Every day, maintenance planning faces the challenge of how to ensure the maximum availability of machines while simultaneously minimizing material consumption for maintenance and repairs – all with an eye to guaranteeing product quality.
This is a requirement that most existing maintenance concepts are unable to meet. But why? Frequently, the data is not yet intelligently evaluated across the various machines and processes, and the useful findings and information this would yield cannot be exploited.
In resistance spot welding, welding guns with copper-alloy electrode caps are used. The amount of wear and tear on these caps is one of the decisive factors for the quality of the spot weld. Usually, the caps are maintained according to fixed intervals. This entails milling the caps after a defined number of spot welds, and then replacing them once they have gone through a defined number of milling cycles. To avoid quality problems, this tends to be carried out earlier than required.

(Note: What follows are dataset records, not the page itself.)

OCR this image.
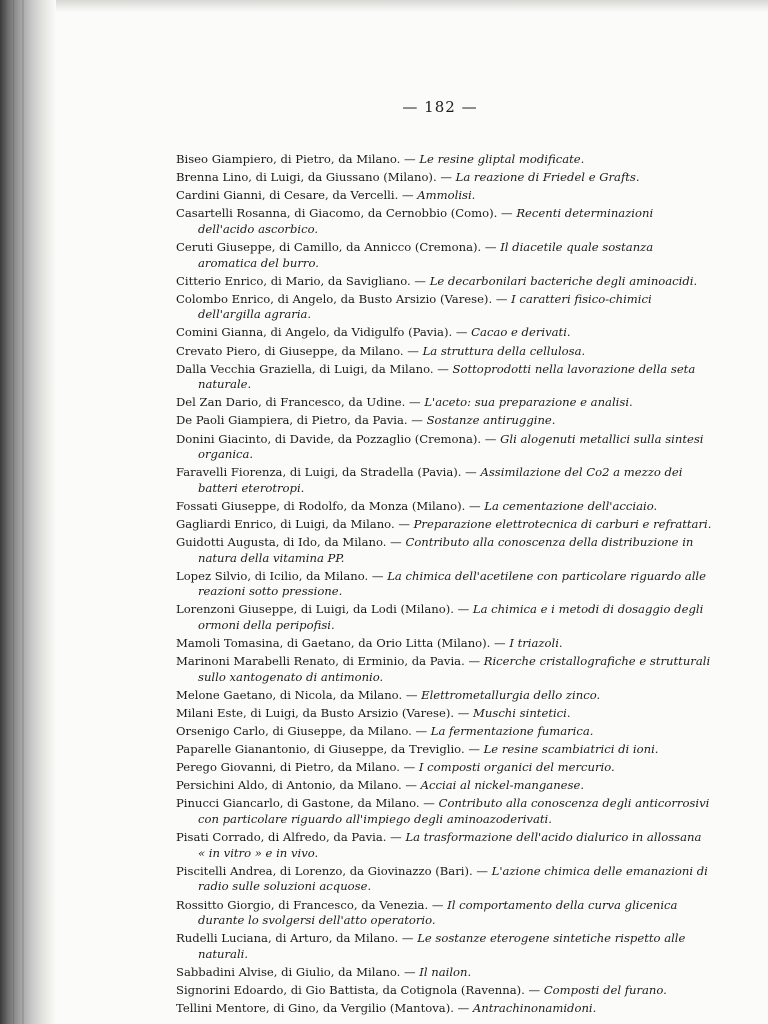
— 182 —
Biseo Giampiero, di Pietro, da Milano. — Le resine gliptal modificate.
Brenna Lino, di Luigi, da Giussano (Milano). — La reazione di Friedel e Grafts.
Cardini Gianni, di Cesare, da Vercelli. — Ammolisi.
Casartelli Rosanna, di Giacomo, da Cernobbio (Como). — Recenti determinazioni dell'acido ascorbico.
Ceruti Giuseppe, di Camillo, da Annicco (Cremona). — Il diacetile quale sostanza aromatica del burro.
Citterio Enrico, di Mario, da Savigliano. — Le decarbonilari bacteriche degli aminoacidi.
Colombo Enrico, di Angelo, da Busto Arsizio (Varese). — I caratteri fisico-chimici dell'argilla agraria.
Comini Gianna, di Angelo, da Vidigulfo (Pavia). — Cacao e derivati.
Crevato Piero, di Giuseppe, da Milano. — La struttura della cellulosa.
Dalla Vecchia Graziella, di Luigi, da Milano. — Sottoprodotti nella lavorazione della seta naturale.
Del Zan Dario, di Francesco, da Udine. — L'aceto: sua preparazione e analisi.
De Paoli Giampiera, di Pietro, da Pavia. — Sostanze antiruggine.
Donini Giacinto, di Davide, da Pozzaglio (Cremona). — Gli alogenuti metallici sulla sintesi organica.
Faravelli Fiorenza, di Luigi, da Stradella (Pavia). — Assimilazione del Co2 a mezzo dei batteri eterotropi.
Fossati Giuseppe, di Rodolfo, da Monza (Milano). — La cementazione dell'acciaio.
Gagliardi Enrico, di Luigi, da Milano. — Preparazione elettrotecnica di carburi e refrattari.
Guidotti Augusta, di Ido, da Milano. — Contributo alla conoscenza della distribuzione in natura della vitamina PP.
Lopez Silvio, di Icilio, da Milano. — La chimica dell'acetilene con particolare riguardo alle reazioni sotto pressione.
Lorenzoni Giuseppe, di Luigi, da Lodi (Milano). — La chimica e i metodi di dosaggio degli ormoni della peripofisi.
Mamoli Tomasina, di Gaetano, da Orio Litta (Milano). — I triazoli.
Marinoni Marabelli Renato, di Erminio, da Pavia. — Ricerche cristallografiche e strutturali sullo xantogenato di antimonio.
Melone Gaetano, di Nicola, da Milano. — Elettrometallurgia dello zinco.
Milani Este, di Luigi, da Busto Arsizio (Varese). — Muschi sintetici.
Orsenigo Carlo, di Giuseppe, da Milano. — La fermentazione fumarica.
Paparelle Gianantonio, di Giuseppe, da Treviglio. — Le resine scambiatrici di ioni.
Perego Giovanni, di Pietro, da Milano. — I composti organici del mercurio.
Persichini Aldo, di Antonio, da Milano. — Acciai al nickel-manganese.
Pinucci Giancarlo, di Gastone, da Milano. — Contributo alla conoscenza degli anticorrosivi con particolare riguardo all'impiego degli aminoazoderivati.
Pisati Corrado, di Alfredo, da Pavia. — La trasformazione dell'acido dialurico in allossana « in vitro » e in vivo.
Piscitelli Andrea, di Lorenzo, da Giovinazzo (Bari). — L'azione chimica delle emanazioni di radio sulle soluzioni acquose.
Rossitto Giorgio, di Francesco, da Venezia. — Il comportamento della curva glicenica durante lo svolgersi dell'atto operatorio.
Rudelli Luciana, di Arturo, da Milano. — Le sostanze eterogene sintetiche rispetto alle naturali.
Sabbadini Alvise, di Giulio, da Milano. — Il nailon.
Signorini Edoardo, di Gio Battista, da Cotignola (Ravenna). — Composti del furano.
Tellini Mentore, di Gino, da Vergilio (Mantova). — Antrachinonamidoni.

Using suitable machine learning algorithms, data analytics can help identify the optimum time for maintenance from the process data. This predictive maintenance provides several benefits for the welding process:
Cut costs. Minimize downtimes. Increase productivity. Detecting machine faults early on drives efficiency in your maintenance process and opens up completely new possibilities for your company:
Help yourself to new market opportunities: offer your customers supplementary services in the area of maintenance and resource optimization.
Effectively planned maintenance measures reduce costs, increase customer satisfaction, and differentiate your offering from the competition.
Smart Industry 4.0 approaches, such as Manufacturing Analytics and the Production Performance Manager, allow for integrated, smooth processes throughout the entire maintenance process and across all departments.
Making it easier to plan maintenance measures allows expensive downtimes to be avoided and keeps costs down when employing resources.
Together with our customers, we generally follow a comprehensive approach for realizing predictive maintenance projects. It covers all process steps, starting with the automated detection and early warning of process deviations and machine failures, through the planning of scheduled downtimes, all the way to transparent documentation.
Our portfolio is aimed at your requirements, existing data, and the IT infrastructure you have in place for maintenance purposes. We offer a variety of solutions and components that can be combined to suit your needs, implemented as stand-alone solutions, or extended at any time:
We develop predictive maintenance models that can be integrated into your existing infrastructure. Even after hand-off, our maintenance & support team continues to help further refine your automated algorithms, and retrain them as needed.
The Production Performance Manager facilitates intelligent repair and maintenance management. Based on machine reports, a central system records repair and maintenance tasks and assigns them to the appropriate operator.